Lifetime alcoholism rates among American Indian men from two geographic
areas were 50 percent higher than national rates, but fell far short of
previous reports that 70 percent to 80 percent of these men were alcoholics,
say Paul Spicer, Ph.D., of the University of Colorado Health Sciences Center
and colleagues.
“The rates in this study are indeed quite high and of serious concern
to health policy makers and planners, but the prevalence of alcohol dependence
is not nearly as high as stereotypes of the drunken Indian may lead people
to believe,” Spicer says.
The study was published in the November issue of Alcoholism:
Clinical and Experimental Research.
Alcoholism rates among American Indian women varied, the researchers found.
Women from tribes in the Northern Plains had twice the rate of alcoholism
as a national sample, but those from Southwestern tribes had rates comparable
to the national average.
Spicer and colleagues say that earlier studies of the
prevalence of Indian alcoholism relied on family or clinic-based samples
of the population, “raising
concerns about possible bias in their estimates of alcohol dependence
at the community level.”
To remedy this, the researchers used a community-wide sample of Indians
who lived on or near the reservations of two culturally and geographically
distinct tribes. The study included 1,446 people from the Southwestern
tribe and 1,638 people from the Northern Plains tribe.

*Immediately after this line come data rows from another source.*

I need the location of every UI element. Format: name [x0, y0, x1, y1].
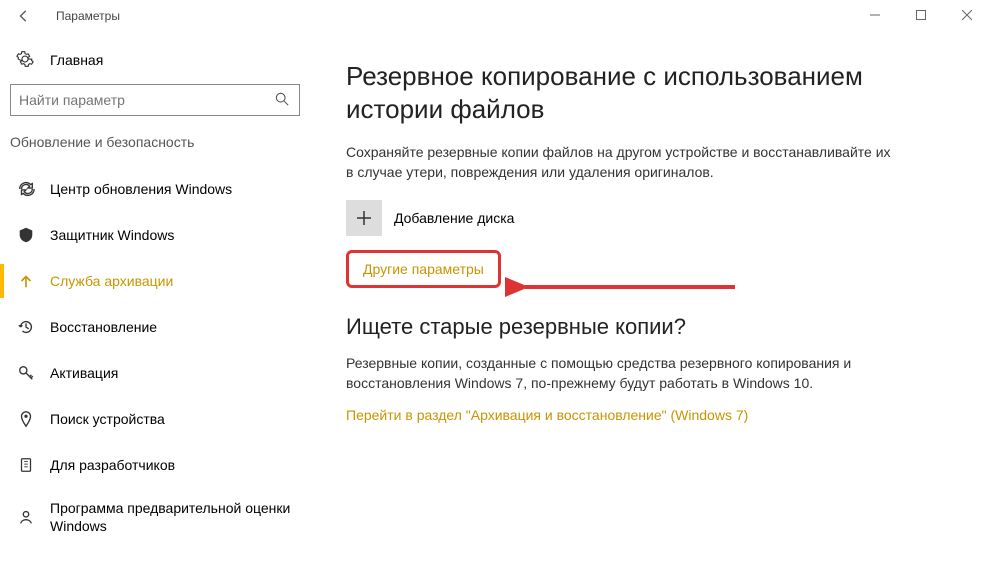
sidebar: Главная Обновление и безопасность Центр …: [0, 32, 310, 546]
sidebar-item-insider[interactable]: Программа предварительной оценки Windows: [0, 488, 310, 546]
sidebar-item-label: Восстановление: [50, 319, 157, 335]
search-icon: [275, 92, 291, 108]
plus-icon: [356, 210, 372, 226]
page-heading: Резервное копирование с использованием и…: [346, 60, 900, 125]
developer-icon: [16, 455, 36, 475]
history-icon: [16, 317, 36, 337]
close-icon: [962, 10, 972, 20]
shield-icon: [16, 225, 36, 245]
sidebar-item-label: Служба архивации: [50, 273, 173, 289]
sidebar-item-activation[interactable]: Активация: [0, 350, 310, 396]
sidebar-item-windows-update[interactable]: Центр обновления Windows: [0, 166, 310, 212]
section-heading-old-backups: Ищете старые резервные копии?: [346, 314, 900, 340]
old-backups-description: Резервные копии, созданные с помощью сре…: [346, 354, 900, 393]
sync-icon: [16, 179, 36, 199]
sidebar-item-label: Защитник Windows: [50, 227, 174, 243]
more-options-link[interactable]: Другие параметры: [363, 261, 484, 277]
sidebar-item-label: Для разработчиков: [50, 457, 175, 473]
minimize-icon: [870, 10, 880, 20]
plus-box: [346, 200, 382, 236]
page-description: Сохраняйте резервные копии файлов на дру…: [346, 143, 900, 182]
back-button[interactable]: [14, 6, 34, 26]
maximize-icon: [916, 10, 926, 20]
window-title: Параметры: [56, 9, 120, 23]
add-drive-label: Добавление диска: [394, 210, 514, 226]
window-controls: [852, 0, 990, 30]
sidebar-home[interactable]: Главная: [0, 50, 310, 84]
titlebar: Параметры: [0, 0, 990, 32]
sidebar-item-find-device[interactable]: Поиск устройства: [0, 396, 310, 442]
key-icon: [16, 363, 36, 383]
insider-icon: [16, 507, 36, 527]
sidebar-item-recovery[interactable]: Восстановление: [0, 304, 310, 350]
backup-arrow-icon: [16, 271, 36, 291]
sidebar-item-backup[interactable]: Служба архивации: [0, 258, 310, 304]
add-drive-button[interactable]: Добавление диска: [346, 200, 900, 236]
minimize-button[interactable]: [852, 0, 898, 30]
arrow-left-icon: [17, 9, 31, 23]
sidebar-item-label: Программа предварительной оценки Windows: [50, 499, 310, 535]
search-input-wrapper[interactable]: [10, 84, 300, 116]
sidebar-item-label: Центр обновления Windows: [50, 181, 232, 197]
sidebar-home-label: Главная: [50, 52, 103, 68]
goto-backup-restore-link[interactable]: Перейти в раздел "Архивация и восстановл…: [346, 407, 748, 423]
search-input[interactable]: [19, 92, 275, 108]
sidebar-section-title: Обновление и безопасность: [0, 134, 310, 166]
maximize-button[interactable]: [898, 0, 944, 30]
more-options-highlight: Другие параметры: [346, 250, 501, 288]
sidebar-item-defender[interactable]: Защитник Windows: [0, 212, 310, 258]
gear-icon: [16, 50, 36, 70]
close-button[interactable]: [944, 0, 990, 30]
location-icon: [16, 409, 36, 429]
sidebar-item-developers[interactable]: Для разработчиков: [0, 442, 310, 488]
sidebar-item-label: Активация: [50, 365, 118, 381]
main-content: Резервное копирование с использованием и…: [310, 32, 930, 546]
sidebar-item-label: Поиск устройства: [50, 411, 165, 427]
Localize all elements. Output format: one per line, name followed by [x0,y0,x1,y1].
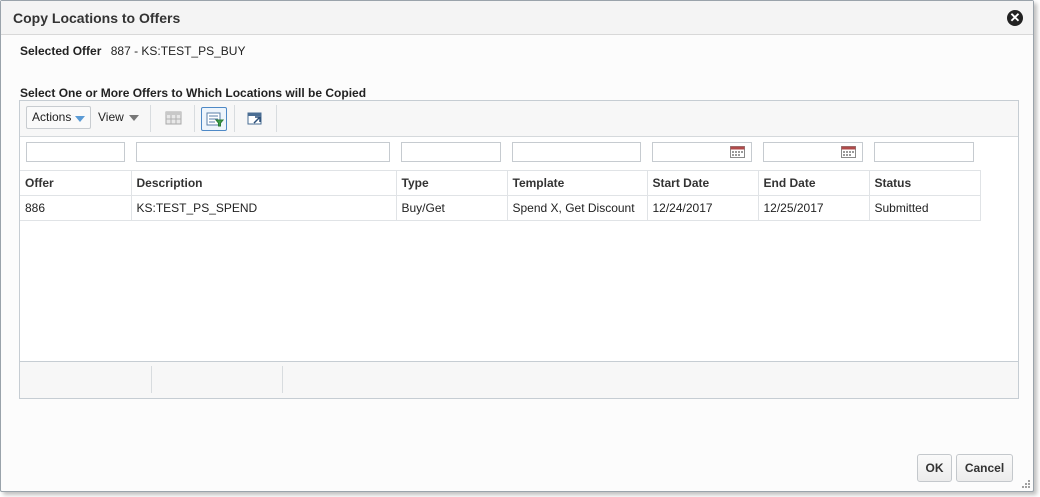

Although rates of alcoholism among American Indian men were high, Spicer
and colleagues found many teetotalers as well.
“Generally women were more likely to be lifetime nondrinkers than
men were. And especially among men, American Indians were more likely to
be lifetime nondrinkers than were others in the U.S. population,” Spicer
says.
The researchers also found that socioeconomic factors, like marriage,
poverty and unemployment, were not consistently related to rates of alcoholism
in any of the groups studied.
For instance, marriage was linked to decreased rates of alcoholism in
the Southwestern tribe but did not affect rates for the Northern Plains
tribe. Unemployment was associated with increased rates in the Northern
Plains, but not in the Southwest.
The study was supported by the National Institute of Mental Health, the
National Institute of Alcohol Abuse and Alcoholism and the National Center
for Minority Health and Health Disparities.